Da questo punto di vista, il TAR spiega che non occorre il permesso di costruire, con conseguente impossibilità di applicare la sanzione demolitoria per assenza di titolo, per la sostituzione di due ringhiere con altrettanti parapetti in muratura al primo piano, non realizzando tecnicamente tale intervento una modifica del prospetto.
Attività di demolizione
In linea generale, il TAR conferma che gli interventi di mera demolizione di opere già esistenti (ovvero, interventi di demolizione a cui non faccia seguito alcuna ricostruzione), non vanno annoverati tra gli interventi imponenti il previo rilascio del permesso di costruire e, ancora, tra quelli soggetti al previo rilascio dell’autorizzazione paesaggistica da parte dell’autorità competente, attesa la piena idoneità di essi a garantire proprio la salvaguardia dello stato dei luoghi, così come oggetto di tutela da parte del legislatore.

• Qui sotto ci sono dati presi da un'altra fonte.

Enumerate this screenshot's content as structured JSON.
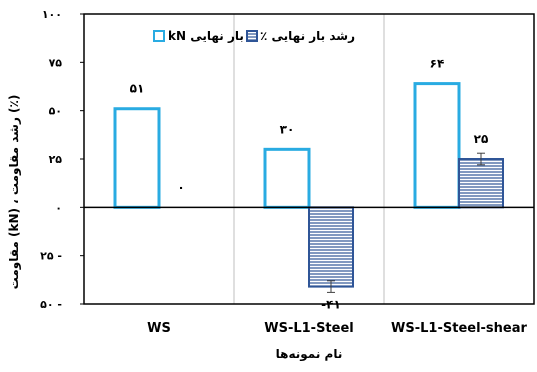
{
  "chart_data": {
    "type": "bar",
    "categories": [
      "WS",
      "WS-L1-Steel",
      "WS-L1-Steel-shear"
    ],
    "series": [
      {
        "name": "بار نهایی kN",
        "values": [
          51,
          30,
          64
        ],
        "labels": [
          "۵۱",
          "۳۰",
          "۶۴"
        ],
        "style": "outline",
        "color": "#29abe2"
      },
      {
        "name": "رشد بار نهایی ٪",
        "values": [
          0,
          -41,
          25
        ],
        "labels": [
          "۰",
          "-۴۱",
          "۲۵"
        ],
        "style": "hatched",
        "color": "#2f5597",
        "error": [
          null,
          3,
          3
        ]
      }
    ],
    "ylim": [
      -50,
      100
    ],
    "yticks": [
      100,
      75,
      50,
      25,
      0,
      -25,
      -50
    ],
    "ytick_labels": [
      "۱۰۰",
      "۷۵",
      "۵۰",
      "۲۵",
      "۰",
      "۲۵ -",
      "۵۰ -"
    ],
    "xlabel": "نام نمونه‌ها",
    "ylabel": "مقاومت (kN) ، رشد مقاومت (٪)",
    "legend": {
      "position": "top-left",
      "label_load": "بار نهایی kN",
      "label_growth": "رشد بار نهایی ٪"
    },
    "grid": {
      "vertical": true,
      "horizontal": false
    }
  }
}
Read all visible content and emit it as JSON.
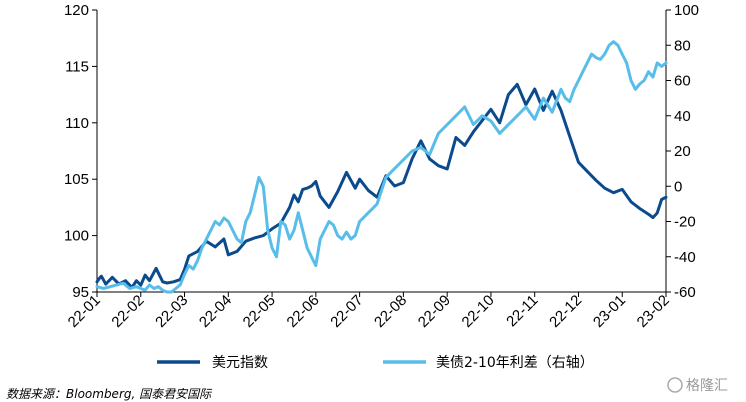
{
  "chart_data": {
    "type": "line",
    "categories": [
      "22-01",
      "22-02",
      "22-03",
      "22-04",
      "22-05",
      "22-06",
      "22-07",
      "22-08",
      "22-09",
      "22-10",
      "22-11",
      "22-12",
      "23-01",
      "23-02"
    ],
    "y_left": {
      "min": 95,
      "max": 120,
      "ticks": [
        "95",
        "100",
        "105",
        "110",
        "115",
        "120"
      ]
    },
    "y_right": {
      "min": -60,
      "max": 100,
      "ticks": [
        "-60",
        "-40",
        "-20",
        "0",
        "20",
        "40",
        "60",
        "80",
        "100"
      ]
    },
    "grid": false,
    "legend_position": "bottom",
    "series": [
      {
        "name": "美元指数",
        "axis": "left",
        "color": "#0b4a8c",
        "x": [
          0,
          0.05,
          0.1,
          0.2,
          0.35,
          0.5,
          0.65,
          0.8,
          0.9,
          1.0,
          1.1,
          1.2,
          1.35,
          1.5,
          1.6,
          1.75,
          1.9,
          2.0,
          2.1,
          2.3,
          2.5,
          2.7,
          2.9,
          3.0,
          3.2,
          3.4,
          3.6,
          3.8,
          4.0,
          4.2,
          4.4,
          4.5,
          4.6,
          4.7,
          4.8,
          4.9,
          5.0,
          5.1,
          5.3,
          5.5,
          5.7,
          5.9,
          6.0,
          6.2,
          6.4,
          6.6,
          6.8,
          7.0,
          7.2,
          7.4,
          7.6,
          7.8,
          8.0,
          8.2,
          8.4,
          8.6,
          8.8,
          9.0,
          9.2,
          9.4,
          9.6,
          9.8,
          10.0,
          10.2,
          10.4,
          10.6,
          10.8,
          11.0,
          11.2,
          11.4,
          11.6,
          11.8,
          12.0,
          12.2,
          12.4,
          12.6,
          12.7,
          12.8,
          12.9,
          13.0
        ],
        "values": [
          95.9,
          96.2,
          96.4,
          95.7,
          96.3,
          95.7,
          96.0,
          95.4,
          96.0,
          95.6,
          96.5,
          96.0,
          97.1,
          95.9,
          95.8,
          95.9,
          96.1,
          97.0,
          98.2,
          98.6,
          99.5,
          99.0,
          99.7,
          98.3,
          98.6,
          99.5,
          99.8,
          100.0,
          100.6,
          101.1,
          102.5,
          103.6,
          103.0,
          104.1,
          104.2,
          104.4,
          104.8,
          103.5,
          102.5,
          103.9,
          105.6,
          104.2,
          105.0,
          104.0,
          103.4,
          105.3,
          104.4,
          104.7,
          106.8,
          108.4,
          106.8,
          106.2,
          105.9,
          108.7,
          108.0,
          109.2,
          110.2,
          111.2,
          110.0,
          112.5,
          113.4,
          111.6,
          113.0,
          111.1,
          112.8,
          111.1,
          108.8,
          106.5,
          105.7,
          104.9,
          104.2,
          103.8,
          104.1,
          103.0,
          102.4,
          101.9,
          101.6,
          102.0,
          103.2,
          103.4
        ]
      },
      {
        "name": "美债2-10年利差（右轴）",
        "axis": "right",
        "color": "#58bde9",
        "x": [
          0,
          0.15,
          0.3,
          0.45,
          0.6,
          0.75,
          0.9,
          1.0,
          1.1,
          1.2,
          1.3,
          1.4,
          1.5,
          1.6,
          1.7,
          1.8,
          1.9,
          2.0,
          2.1,
          2.2,
          2.3,
          2.4,
          2.5,
          2.6,
          2.7,
          2.8,
          2.9,
          3.0,
          3.1,
          3.2,
          3.3,
          3.4,
          3.5,
          3.6,
          3.7,
          3.8,
          3.9,
          4.0,
          4.1,
          4.2,
          4.3,
          4.4,
          4.5,
          4.6,
          4.7,
          4.8,
          4.9,
          5.0,
          5.1,
          5.2,
          5.3,
          5.4,
          5.5,
          5.6,
          5.7,
          5.8,
          5.9,
          6.0,
          6.2,
          6.4,
          6.6,
          6.8,
          7.0,
          7.2,
          7.4,
          7.6,
          7.8,
          8.0,
          8.2,
          8.4,
          8.6,
          8.8,
          9.0,
          9.2,
          9.4,
          9.6,
          9.8,
          10.0,
          10.2,
          10.4,
          10.6,
          10.7,
          10.8,
          10.9,
          11.0,
          11.1,
          11.2,
          11.3,
          11.4,
          11.5,
          11.6,
          11.7,
          11.8,
          11.9,
          12.0,
          12.1,
          12.2,
          12.3,
          12.4,
          12.5,
          12.6,
          12.7,
          12.8,
          12.9,
          13.0
        ],
        "values": [
          -57,
          -58,
          -57,
          -56,
          -55,
          -58,
          -57,
          -58,
          -59,
          -56,
          -58,
          -57,
          -59,
          -60,
          -60,
          -58,
          -56,
          -50,
          -45,
          -47,
          -42,
          -35,
          -30,
          -25,
          -20,
          -22,
          -18,
          -20,
          -25,
          -30,
          -32,
          -20,
          -15,
          -5,
          5,
          0,
          -25,
          -35,
          -40,
          -20,
          -22,
          -30,
          -25,
          -15,
          -25,
          -35,
          -40,
          -45,
          -30,
          -25,
          -20,
          -22,
          -28,
          -30,
          -26,
          -30,
          -28,
          -20,
          -15,
          -10,
          5,
          10,
          15,
          20,
          22,
          18,
          30,
          35,
          40,
          45,
          35,
          40,
          37,
          30,
          35,
          40,
          45,
          38,
          50,
          42,
          55,
          50,
          48,
          55,
          60,
          65,
          70,
          75,
          73,
          72,
          75,
          80,
          82,
          80,
          75,
          70,
          60,
          55,
          58,
          60,
          65,
          62,
          70,
          68,
          70
        ]
      }
    ],
    "legend": {
      "items": [
        "美元指数",
        "美债2-10年利差（右轴）"
      ]
    },
    "source": "数据来源：Bloomberg, 国泰君安国际",
    "watermark": "格隆汇"
  }
}
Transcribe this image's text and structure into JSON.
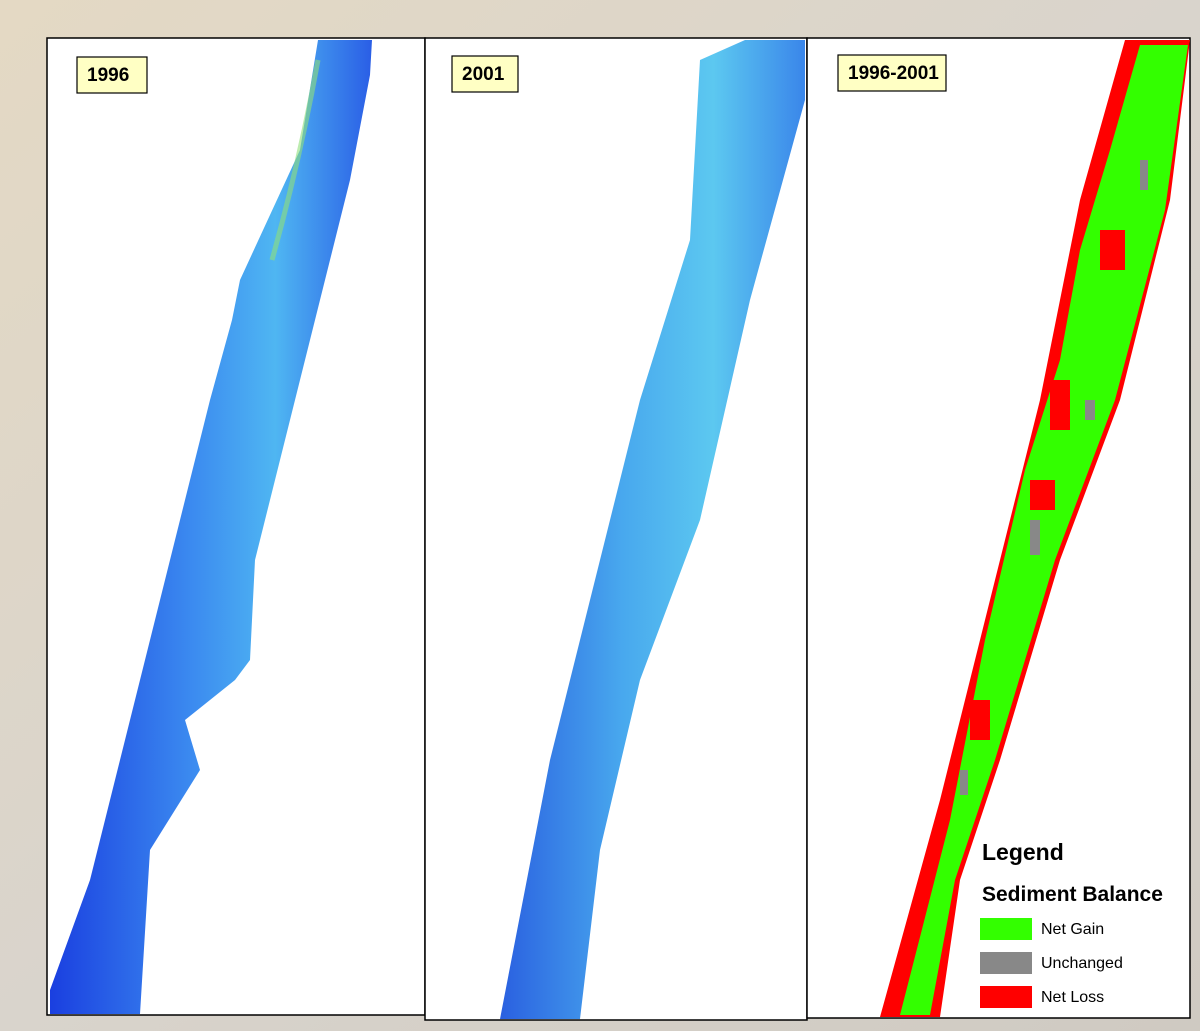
{
  "panels": [
    {
      "label": "1996"
    },
    {
      "label": "2001"
    },
    {
      "label": "1996-2001"
    }
  ],
  "legend": {
    "title": "Legend",
    "subtitle": "Sediment Balance",
    "items": [
      {
        "label": "Net Gain",
        "color": "#33ff00"
      },
      {
        "label": "Unchanged",
        "color": "#888888"
      },
      {
        "label": "Net Loss",
        "color": "#ff0000"
      }
    ]
  }
}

Il ricorso quindi per queste strutture è stato accolto, specificando oltretutto che non era necessario il nulla osta del Genio civile e di assenso paesaggistico ai sensi del d.lgs. n. 42/2004: il Comune non ha infatti individuato le opere per le quali fosse necessaria la presentazione dei progetti presso il Genio civile, con conseguente configurazione del deficit motivazionale.